An exhibition of photographs of Communist-era shop windows called Nakupuji, or I Shop, has just opened at Prague's Galerie Vaclava Spaly. The photos were taken in Czechoslovakia and elsewhere in the Eastern Bloc in the mid- to late-1980s (and Russia in 1990) and represent a vivid and informative record of their time. The man who created them, Canadian-American photographer David Hlynsky, was in town for the exhibition opening, and I asked him 'why shop windows?'

"I was born and raised in North America in a highly, overly-stimulated environment of advertising and fantasy, sexual seduction; all of my life I've lived in this extreme fantasy-land of materialism. When I came to Prague at first in 1996 and then continued to travel I found a landscape, an urban landscape, that was much more simple.

"These pictures were surprising to me. They gave me relief from the fantasy, but they also signified a very simple inventory of the kinds of products that East Bloc citizens needed, which were the same as what we needed in the West. But there was a great difference in the way they were presented, and that's what I started to notice - the difference."

What about the actual design you see in a lot of these Communist-era shop windows - it looks quite kitschy now, but do you think some of the design has value?

"I think the design certainly has artistic value and design value. The difference that I see between the East Bloc windows from that period and the shop windows that I live with in my own culture is that in the West everything is branded. By branding I mean that everything has a company...fantasy attached to it.

"In these East Bloc windows it was very different, everything was simply labelled. It was only the name of what the product was, and the fantasy was stripped away."

Was it a kind of culture shock for you coming to the Eastern Bloc and seeing shops just called, for instance, 'Meat', and having almost nothing in them?

"Yes, sure it was a culture shock. It was also a culture shock after I spent a month here and went back to the West and saw this almost obscene cornucopia of goods spilling into the street, with people not seeming to care. So the culture shock went both ways."

Did you ever feel on your travels a bit lost when you couldn't buy Western products and you were reduced to eating, I don't know, very simple food, or you couldn't buy decent razor blades?

"Well, two answers to that. One is that it's very important for people to be lost sometimes. A human being who never gets lost I think suffers greatly. You have to reduce your needs sometimes just to experience your own existence.

"But I also found if I went into Poland or into Russia, or other countries and cities, if I found people on the street they almost always could help me some way.
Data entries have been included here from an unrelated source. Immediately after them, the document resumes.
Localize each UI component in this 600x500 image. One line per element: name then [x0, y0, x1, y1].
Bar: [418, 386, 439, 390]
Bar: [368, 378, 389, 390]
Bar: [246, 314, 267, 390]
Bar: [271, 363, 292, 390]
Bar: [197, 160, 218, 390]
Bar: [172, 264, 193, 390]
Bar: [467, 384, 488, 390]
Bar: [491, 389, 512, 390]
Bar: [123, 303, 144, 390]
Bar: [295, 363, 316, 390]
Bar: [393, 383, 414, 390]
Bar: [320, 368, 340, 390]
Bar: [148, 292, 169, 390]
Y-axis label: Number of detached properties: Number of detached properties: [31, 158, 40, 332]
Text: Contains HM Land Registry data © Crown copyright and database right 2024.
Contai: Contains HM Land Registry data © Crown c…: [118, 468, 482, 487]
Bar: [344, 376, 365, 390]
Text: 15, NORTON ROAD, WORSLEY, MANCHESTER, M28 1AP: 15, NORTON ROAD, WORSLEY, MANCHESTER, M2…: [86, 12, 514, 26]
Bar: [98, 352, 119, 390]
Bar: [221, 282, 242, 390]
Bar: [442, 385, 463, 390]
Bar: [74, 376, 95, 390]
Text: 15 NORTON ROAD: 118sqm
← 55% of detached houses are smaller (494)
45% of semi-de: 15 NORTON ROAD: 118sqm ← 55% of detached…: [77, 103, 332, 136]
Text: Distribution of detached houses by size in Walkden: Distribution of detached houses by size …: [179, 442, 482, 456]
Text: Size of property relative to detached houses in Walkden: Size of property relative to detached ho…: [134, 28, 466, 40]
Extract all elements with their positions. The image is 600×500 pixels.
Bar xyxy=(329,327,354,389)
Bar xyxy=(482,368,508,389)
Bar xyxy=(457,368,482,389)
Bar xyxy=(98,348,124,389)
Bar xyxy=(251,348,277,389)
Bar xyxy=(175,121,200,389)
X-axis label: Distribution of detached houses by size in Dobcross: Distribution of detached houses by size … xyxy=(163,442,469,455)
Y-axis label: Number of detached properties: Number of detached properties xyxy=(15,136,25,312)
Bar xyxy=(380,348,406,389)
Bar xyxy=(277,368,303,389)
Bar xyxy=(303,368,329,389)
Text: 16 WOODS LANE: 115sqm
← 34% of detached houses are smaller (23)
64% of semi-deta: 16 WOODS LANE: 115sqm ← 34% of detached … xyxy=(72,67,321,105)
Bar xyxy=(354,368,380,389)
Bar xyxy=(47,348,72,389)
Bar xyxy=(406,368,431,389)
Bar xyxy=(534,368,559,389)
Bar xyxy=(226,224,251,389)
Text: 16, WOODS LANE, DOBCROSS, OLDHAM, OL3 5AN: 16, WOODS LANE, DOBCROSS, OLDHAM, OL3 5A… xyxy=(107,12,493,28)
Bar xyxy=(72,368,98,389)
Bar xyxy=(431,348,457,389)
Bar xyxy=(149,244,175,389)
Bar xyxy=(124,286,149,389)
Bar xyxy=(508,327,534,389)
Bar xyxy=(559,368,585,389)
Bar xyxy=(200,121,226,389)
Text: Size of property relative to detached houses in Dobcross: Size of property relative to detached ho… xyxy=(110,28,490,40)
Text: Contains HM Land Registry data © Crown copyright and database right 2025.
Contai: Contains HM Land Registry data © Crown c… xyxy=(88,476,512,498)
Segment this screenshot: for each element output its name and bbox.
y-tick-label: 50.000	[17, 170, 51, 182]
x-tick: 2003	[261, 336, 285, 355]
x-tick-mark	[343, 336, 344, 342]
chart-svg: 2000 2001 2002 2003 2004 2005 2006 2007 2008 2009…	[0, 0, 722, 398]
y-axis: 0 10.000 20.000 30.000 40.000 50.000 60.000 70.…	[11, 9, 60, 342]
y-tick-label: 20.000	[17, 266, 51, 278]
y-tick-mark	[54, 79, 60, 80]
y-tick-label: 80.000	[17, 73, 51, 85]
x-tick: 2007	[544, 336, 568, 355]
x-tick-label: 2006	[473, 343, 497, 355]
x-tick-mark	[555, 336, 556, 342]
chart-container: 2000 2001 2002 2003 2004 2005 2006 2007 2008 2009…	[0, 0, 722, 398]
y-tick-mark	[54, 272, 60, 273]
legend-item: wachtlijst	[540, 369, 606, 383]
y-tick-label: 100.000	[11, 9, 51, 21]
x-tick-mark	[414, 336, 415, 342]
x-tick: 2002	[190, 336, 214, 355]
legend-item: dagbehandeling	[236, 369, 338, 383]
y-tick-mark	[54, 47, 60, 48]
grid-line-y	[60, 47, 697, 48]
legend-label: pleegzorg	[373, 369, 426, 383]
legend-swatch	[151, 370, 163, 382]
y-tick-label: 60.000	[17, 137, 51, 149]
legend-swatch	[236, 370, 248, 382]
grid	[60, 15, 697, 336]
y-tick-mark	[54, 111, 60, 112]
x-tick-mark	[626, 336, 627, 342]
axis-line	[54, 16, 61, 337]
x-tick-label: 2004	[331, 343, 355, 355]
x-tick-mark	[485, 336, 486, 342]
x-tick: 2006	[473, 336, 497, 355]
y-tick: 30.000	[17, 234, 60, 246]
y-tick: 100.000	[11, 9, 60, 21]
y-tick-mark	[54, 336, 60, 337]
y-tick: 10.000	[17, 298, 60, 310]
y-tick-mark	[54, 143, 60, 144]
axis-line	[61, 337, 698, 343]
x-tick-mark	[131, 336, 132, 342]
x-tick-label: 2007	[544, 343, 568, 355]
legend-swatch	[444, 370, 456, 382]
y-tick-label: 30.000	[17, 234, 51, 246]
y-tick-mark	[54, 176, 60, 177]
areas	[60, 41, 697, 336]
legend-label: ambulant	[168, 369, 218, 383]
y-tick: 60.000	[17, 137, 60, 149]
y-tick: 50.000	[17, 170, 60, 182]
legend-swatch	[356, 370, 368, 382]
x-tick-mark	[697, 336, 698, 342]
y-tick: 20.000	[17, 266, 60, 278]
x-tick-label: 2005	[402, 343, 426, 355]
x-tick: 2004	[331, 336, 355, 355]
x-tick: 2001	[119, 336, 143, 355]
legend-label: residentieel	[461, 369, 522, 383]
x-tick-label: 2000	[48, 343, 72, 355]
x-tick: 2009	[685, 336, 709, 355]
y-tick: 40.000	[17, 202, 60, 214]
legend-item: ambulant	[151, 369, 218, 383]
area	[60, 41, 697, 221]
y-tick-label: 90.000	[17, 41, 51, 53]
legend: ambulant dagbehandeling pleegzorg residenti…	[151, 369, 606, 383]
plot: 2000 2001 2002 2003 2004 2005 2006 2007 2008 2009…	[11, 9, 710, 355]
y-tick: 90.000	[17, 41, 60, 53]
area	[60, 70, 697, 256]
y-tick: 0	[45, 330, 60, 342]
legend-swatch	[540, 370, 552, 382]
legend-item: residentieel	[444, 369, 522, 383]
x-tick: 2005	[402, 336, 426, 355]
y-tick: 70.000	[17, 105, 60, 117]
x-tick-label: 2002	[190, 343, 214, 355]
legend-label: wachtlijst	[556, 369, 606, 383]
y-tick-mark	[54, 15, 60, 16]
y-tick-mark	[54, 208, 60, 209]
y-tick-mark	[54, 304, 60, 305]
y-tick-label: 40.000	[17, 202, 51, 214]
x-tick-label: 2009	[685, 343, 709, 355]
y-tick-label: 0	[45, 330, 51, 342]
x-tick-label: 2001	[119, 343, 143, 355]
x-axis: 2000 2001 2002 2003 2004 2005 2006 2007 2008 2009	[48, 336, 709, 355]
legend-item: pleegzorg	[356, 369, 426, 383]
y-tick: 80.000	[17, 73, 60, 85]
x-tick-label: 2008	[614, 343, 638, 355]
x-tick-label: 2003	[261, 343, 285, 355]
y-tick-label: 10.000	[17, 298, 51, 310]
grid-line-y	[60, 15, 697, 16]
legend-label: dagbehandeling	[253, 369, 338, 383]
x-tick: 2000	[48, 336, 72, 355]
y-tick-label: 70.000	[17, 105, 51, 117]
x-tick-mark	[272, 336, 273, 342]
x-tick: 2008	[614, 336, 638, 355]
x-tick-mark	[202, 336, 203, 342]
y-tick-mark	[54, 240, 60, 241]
And I discovered that many of the citizens under the Communist regimes were people who knew how to collect materials in their own apartments, and many apartments were like warehouses.

"People knew each other, they knew their neighbours and they would be able to ask the neighbour for something and the neighbour would ask another neighbour and another neighbour, and finally there would be something there."

By the way, his surname may sound Czech but Mr Hlynsky says his ancestors probably came from Slovakia and Poland.